The best way to understand logical operators is with examples, let's do a few for them:

In [ ]:
a

##### Example 1: All elements greater or equals to 2 *AND* less than 5¶
In [ ]:
(a >= 2) & (a < 5)

##### Example 2: Elements equals to 0 *OR* equals to 1:¶
In [ ]:
(a == 0) | (a == 1)


As you've seen in these examples, it's very important to include parenthesis on your expressions, in other case, they'd fail.

Now check these examples with the not (~) operator:

##### Example 3: All elements greater than 2:¶
In [ ]:
a > 2

In [ ]:
~(a <= 2)


the results are the same! It's the same to say "everything greater than 2" and "all the elements that are *not* less or equals to 2.

### Logical Operators in filtering¶

We can combine boolean filtering (masks) with logical expressions, to achieve more advanced filtering. We'll use the same examples as before:

##### Example 1: All elements greater or equals to 2 *AND* less than 5¶
In [ ]:
(a >= 2) & (a < 5)

In [ ]:
a[(a >= 2) & (a < 5)]

##### Example 2: Elements equals to 0 *OR* equals to 1:¶
In [ ]:
(a == 0) | (a == 1)

In [ ]:
a[(a == 0) | (a == 1)]

##### Example 3: All elements greater than 2:¶
In [ ]:
~(a <= 2)

In [ ]:
a[~(a <= 2)]


### Assignment with condition¶

Finally, we'll see how we can leverage filtering and masks to also make modifications to our arrays.

In [ ]:
a = np.arange(10)
a


It's possible to modify elements from an array that match a given condition, for example:

In [ ]:
a[a >= 4] = 99


The array a has been modified:

In [ ]:
a


It's also possible to modify elements, based on those same elements. Another example:

In [ ]:
a = np.arange(10)
a

In [ ]:
a[a >= 4] = (a[a >= 4] * 100)

In [ ]:
a


In this example, we've modified each element greater or equals to 4, for the same element multiplied by 100.

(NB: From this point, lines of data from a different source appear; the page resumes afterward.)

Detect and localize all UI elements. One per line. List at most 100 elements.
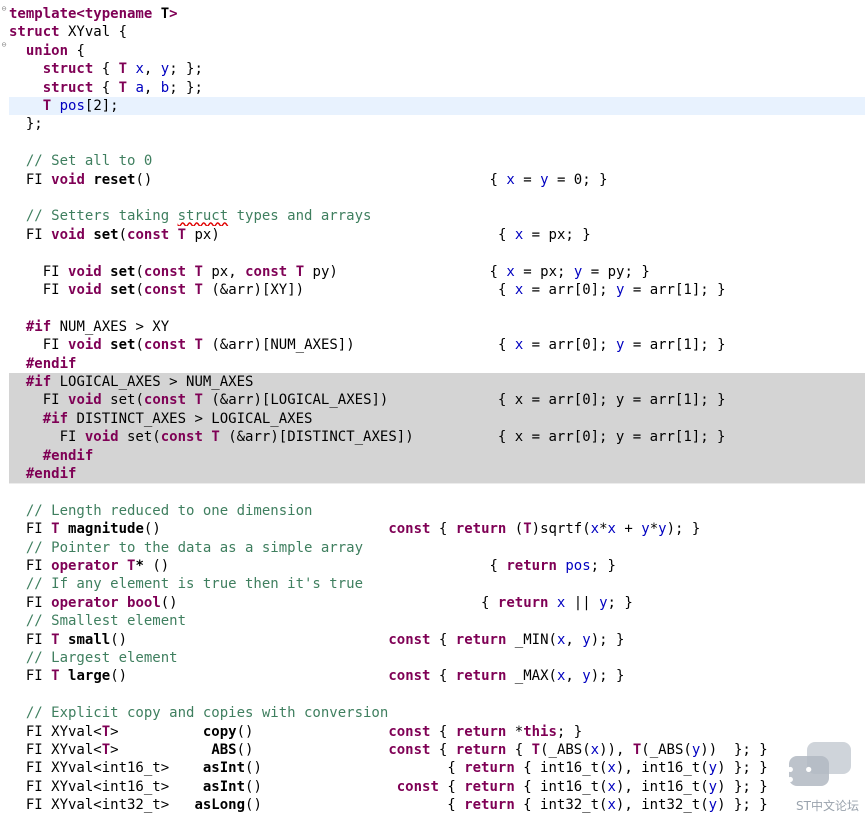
code-token: +	[615, 521, 642, 538]
code-line[interactable]: struct { T a, b; };	[9, 79, 865, 97]
code-token: FI XYval<int16_t>	[9, 760, 203, 777]
code-token: y	[708, 760, 718, 777]
code-line[interactable]	[9, 189, 865, 207]
code-token: const	[388, 723, 431, 740]
code-line[interactable]: T pos[2];	[9, 97, 865, 116]
code-token: magnitude	[68, 521, 144, 538]
fold-collapse-icon[interactable]: ⊖	[0, 5, 8, 13]
code-token: x	[590, 521, 600, 538]
code-line[interactable]: // Setters taking struct types and array…	[9, 207, 865, 225]
code-line[interactable]: FI void set(const T px) { x = px; }	[9, 226, 865, 244]
code-line[interactable]: #if LOGICAL_AXES > NUM_AXES	[9, 373, 865, 392]
fold-collapse-icon[interactable]: ⊖	[0, 41, 8, 49]
code-line[interactable]: FI XYval<int16_t> asInt() const { return…	[9, 778, 865, 796]
code-line[interactable]	[9, 134, 865, 152]
code-editor[interactable]: ⊖ ⊖ template<typename T> struct XYval { u…	[0, 0, 865, 820]
code-line[interactable]: FI void set(const T px, const T py) { x …	[9, 263, 865, 281]
code-line[interactable]: struct XYval {	[9, 23, 865, 41]
code-token: // Set all to 0	[25, 153, 153, 170]
code-token: set	[110, 263, 136, 280]
code-token: struct	[42, 79, 94, 96]
code-line[interactable]: FI XYval<T> ABS() const { return { T(_AB…	[9, 741, 865, 759]
code-line[interactable]	[9, 483, 865, 501]
code-token: { int16_t(	[514, 778, 608, 795]
code-line[interactable]: FI operator bool() { return x || y; }	[9, 594, 865, 612]
code-line[interactable]: FI void set(const T (&arr)[XY]) { x = ar…	[9, 281, 865, 299]
code-line[interactable]: // If any element is true then it's true	[9, 575, 865, 593]
code-line[interactable]: };	[9, 115, 865, 133]
code-token: *	[506, 723, 524, 740]
code-token: ||	[565, 594, 600, 611]
code-token: x	[506, 263, 515, 280]
code-token: = 0; }	[548, 171, 608, 188]
code-line[interactable]: // Largest element	[9, 649, 865, 667]
code-token: (&arr)[LOGICAL_AXES]) { x = arr[0]; y = …	[202, 392, 726, 409]
code-token: { int32_t(	[514, 797, 608, 814]
code-token: };	[9, 116, 43, 133]
code-line[interactable]: FI XYval<int32_t> asLong() { return { in…	[9, 796, 865, 814]
code-line[interactable]: FI T magnitude() const { return (T)sqrtf…	[9, 520, 865, 538]
code-line[interactable]: FI T large() const { return _MAX(x, y); …	[9, 667, 865, 685]
code-line[interactable]: // Smallest element	[9, 612, 865, 630]
code-line[interactable]: union {	[9, 42, 865, 60]
code-token: y	[708, 778, 718, 795]
code-line[interactable]: FI void set(const T (&arr)[DISTINCT_AXES…	[9, 428, 865, 447]
code-token: (	[135, 337, 144, 354]
code-line[interactable]	[9, 244, 865, 262]
code-line[interactable]: FI T small() const { return _MIN(x, y); …	[9, 631, 865, 649]
code-token: )),	[599, 742, 633, 758]
code-line[interactable]: #endif	[9, 446, 865, 465]
code-token: struct	[42, 61, 94, 78]
typing-dots-icon: • • •	[785, 760, 815, 791]
code-token: LOGICAL_AXES > NUM_AXES	[51, 374, 254, 390]
code-token: y	[599, 594, 608, 611]
code-token: )) }; }	[700, 742, 768, 758]
code-line[interactable]: FI void set(const T (&arr)[NUM_AXES]) { …	[9, 336, 865, 354]
code-line[interactable]: // Set all to 0	[9, 152, 865, 170]
code-token: operator	[51, 594, 119, 611]
code-token: y	[658, 521, 667, 538]
code-token: T	[101, 742, 111, 758]
code-token: { int16_t(	[514, 760, 608, 777]
code-line[interactable]: struct { T x, y; };	[9, 60, 865, 78]
code-line[interactable]: // Explicit copy and copies with convers…	[9, 704, 865, 722]
code-line[interactable]: #if DISTINCT_AXES > LOGICAL_AXES	[9, 409, 865, 429]
code-line[interactable]: FI XYval<T> copy() const { return *this;…	[9, 723, 865, 741]
code-token: px,	[202, 263, 246, 280]
code-token: FI	[9, 282, 69, 298]
code-line[interactable]: FI void reset() { x = y = 0; }	[9, 171, 865, 189]
code-token: ()	[110, 631, 389, 648]
code-line[interactable]	[9, 299, 865, 317]
code-line[interactable]: #if NUM_AXES > XY	[9, 318, 865, 336]
code-line[interactable]: FI void set(const T (&arr)[LOGICAL_AXES]…	[9, 391, 865, 410]
code-token: copy	[202, 723, 237, 740]
code-token: x	[514, 282, 524, 298]
code-token: ,	[565, 668, 583, 685]
code-line[interactable]: #endif	[9, 465, 865, 484]
code-token: y	[708, 797, 718, 814]
code-token: // Smallest element	[25, 613, 187, 630]
code-line[interactable]: template<typename T>	[9, 5, 865, 23]
code-line[interactable]: #endif	[9, 355, 865, 373]
code-token: )sqrtf(	[531, 521, 591, 538]
code-line[interactable]: FI operator T* () { return pos; }	[9, 557, 865, 575]
code-token: operator	[51, 558, 119, 574]
code-line[interactable]: // Length reduced to one dimension	[9, 502, 865, 520]
code-token: >	[110, 742, 212, 758]
code-line[interactable]	[9, 686, 865, 704]
code-line[interactable]: FI XYval<int16_t> asInt() { return { int…	[9, 759, 865, 777]
code-token: #if	[25, 374, 52, 390]
code-token: FI	[9, 171, 52, 188]
code-line[interactable]: // Pointer to the data as a simple array	[9, 539, 865, 557]
code-token: const	[143, 337, 187, 354]
code-token: {	[68, 42, 85, 59]
code-token: (	[135, 282, 144, 298]
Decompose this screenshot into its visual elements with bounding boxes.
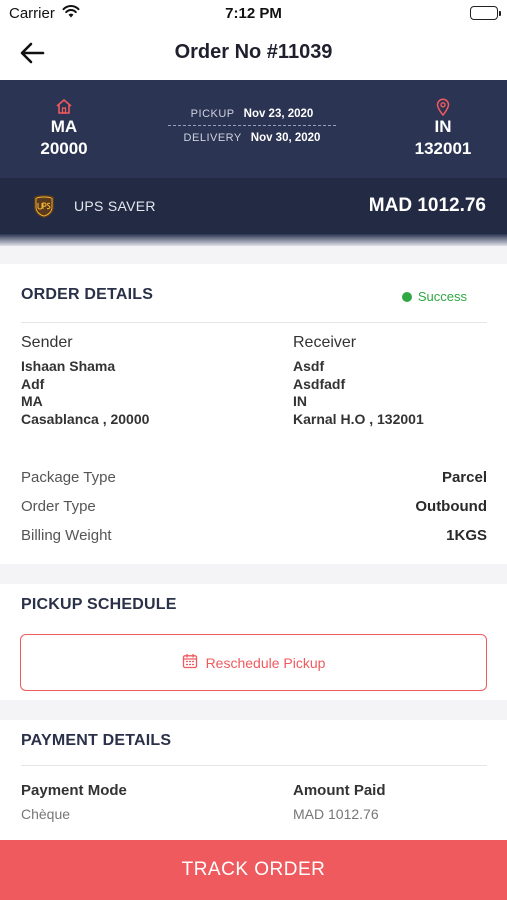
status-badge: Success bbox=[401, 289, 467, 304]
billing-weight-value: 1KGS bbox=[446, 527, 487, 544]
sender-label: Sender bbox=[21, 334, 73, 351]
home-icon bbox=[9, 98, 119, 116]
battery-icon bbox=[470, 6, 501, 20]
origin: MA 20000 bbox=[9, 98, 119, 159]
payment-details-card: PAYMENT DETAILS Payment Mode Chèque Amou… bbox=[0, 720, 507, 840]
nav-bar: Order No #11039 bbox=[0, 28, 507, 80]
destination-zip: 132001 bbox=[414, 139, 472, 158]
location-pin-icon bbox=[388, 98, 498, 116]
order-type-label: Order Type bbox=[21, 498, 96, 515]
pickup-schedule-title: PICKUP SCHEDULE bbox=[21, 596, 177, 613]
pickup-date: Nov 23, 2020 bbox=[243, 108, 314, 120]
sender-country: MA bbox=[21, 393, 43, 409]
status-bar: Carrier 7:12 PM bbox=[0, 0, 507, 28]
payment-mode-label: Payment Mode bbox=[21, 782, 127, 799]
order-type-value: Outbound bbox=[415, 498, 487, 515]
order-details-title: ORDER DETAILS bbox=[21, 286, 154, 303]
total-price: MAD 1012.76 bbox=[368, 195, 486, 216]
reschedule-pickup-label: Reschedule Pickup bbox=[205, 654, 326, 671]
package-type-value: Parcel bbox=[441, 469, 487, 486]
payment-details-title: PAYMENT DETAILS bbox=[21, 732, 172, 749]
destination-country: IN bbox=[434, 117, 452, 136]
dashed-divider bbox=[168, 125, 336, 126]
ups-logo-icon bbox=[33, 194, 55, 219]
carrier-row: UPS SAVER MAD 1012.76 bbox=[0, 178, 507, 234]
delivery-date: Nov 30, 2020 bbox=[250, 132, 321, 144]
billing-weight-label: Billing Weight bbox=[21, 527, 112, 544]
billing-weight-row: Billing Weight 1KGS bbox=[21, 527, 487, 544]
amount-paid-label: Amount Paid bbox=[293, 782, 386, 799]
receiver-name: Asdf bbox=[293, 358, 325, 374]
clock: 7:12 PM bbox=[225, 5, 282, 22]
reschedule-pickup-button[interactable]: Reschedule Pickup bbox=[20, 634, 487, 691]
receiver-address: Asdfadf bbox=[293, 375, 346, 392]
route-dates: PICKUP Nov 23, 2020 DELIVERY Nov 30, 202… bbox=[168, 106, 336, 146]
pickup-schedule-card: PICKUP SCHEDULE Reschedule Pickup bbox=[0, 584, 507, 700]
receiver-city-zip: Karnal H.O , 132001 bbox=[293, 410, 424, 427]
divider bbox=[21, 322, 487, 323]
amount-paid: Amount Paid MAD 1012.76 bbox=[293, 782, 386, 822]
package-type-label: Package Type bbox=[21, 469, 116, 486]
origin-zip: 20000 bbox=[40, 139, 88, 158]
sender-block: Sender Ishaan Shama Adf MA Casablanca , … bbox=[21, 334, 251, 428]
origin-country: MA bbox=[50, 117, 78, 136]
payment-mode-value: Chèque bbox=[21, 806, 71, 822]
package-type-row: Package Type Parcel bbox=[21, 469, 487, 486]
order-type-row: Order Type Outbound bbox=[21, 498, 487, 515]
pickup-label: PICKUP bbox=[190, 108, 235, 120]
order-details-card: ORDER DETAILS Success Sender Ishaan Sham… bbox=[0, 264, 507, 564]
receiver-label: Receiver bbox=[293, 334, 357, 351]
divider bbox=[21, 765, 487, 766]
carrier-service-name: UPS SAVER bbox=[74, 198, 156, 214]
payment-mode: Payment Mode Chèque bbox=[21, 782, 127, 822]
sender-name: Ishaan Shama bbox=[21, 358, 116, 374]
delivery-label: DELIVERY bbox=[183, 132, 242, 144]
receiver-country: IN bbox=[293, 393, 307, 409]
calendar-icon bbox=[182, 653, 198, 672]
status-text: Success bbox=[417, 289, 467, 304]
sender-city-zip: Casablanca , 20000 bbox=[21, 410, 150, 427]
destination: IN 132001 bbox=[388, 98, 498, 159]
receiver-block: Receiver Asdf Asdfadf IN Karnal H.O , 13… bbox=[293, 334, 507, 428]
route-banner: MA 20000 PICKUP Nov 23, 2020 DELIVERY No… bbox=[0, 80, 507, 178]
sender-address: Adf bbox=[21, 375, 45, 392]
amount-paid-value: MAD 1012.76 bbox=[293, 806, 379, 822]
banner-shadow bbox=[0, 234, 507, 246]
page-title: Order No #11039 bbox=[174, 41, 333, 63]
track-order-button[interactable]: TRACK ORDER bbox=[0, 840, 507, 900]
status-dot-icon bbox=[401, 291, 412, 302]
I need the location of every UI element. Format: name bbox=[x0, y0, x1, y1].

### Methods and patterns for boolean arrays¶

There are two useful methods that we use with boolean arrays.

• any returns True if there's at least one True value. Otherwise returns False
• all returns True if ALL the elements are True. Otherwise returns False
In [ ]:
a = np.array([99, 4, 101, 251])
a

In [ ]:
a >= 99

In [ ]:
(a >= 99).any()

In [ ]:
a >= 99

In [ ]:
(a >= 99).all()

In [ ]:
a < 1_000

In [ ]:
(a < 1_000).all()


It's also very common try answering "how many elements satisfy the condition?". any will tell you if there's at least 1 element, but, how many? For that, we'll use the np.sum function.

In [ ]:
a

In [ ]:
a > 99

In [ ]:
(a > 99).any()

In [ ]:
np.sum(a > 99)


We now know that 2 elements are greater than 99.

In [ ]:
np.sum(a[a > 99])


And the sum of that 2 elements is 352.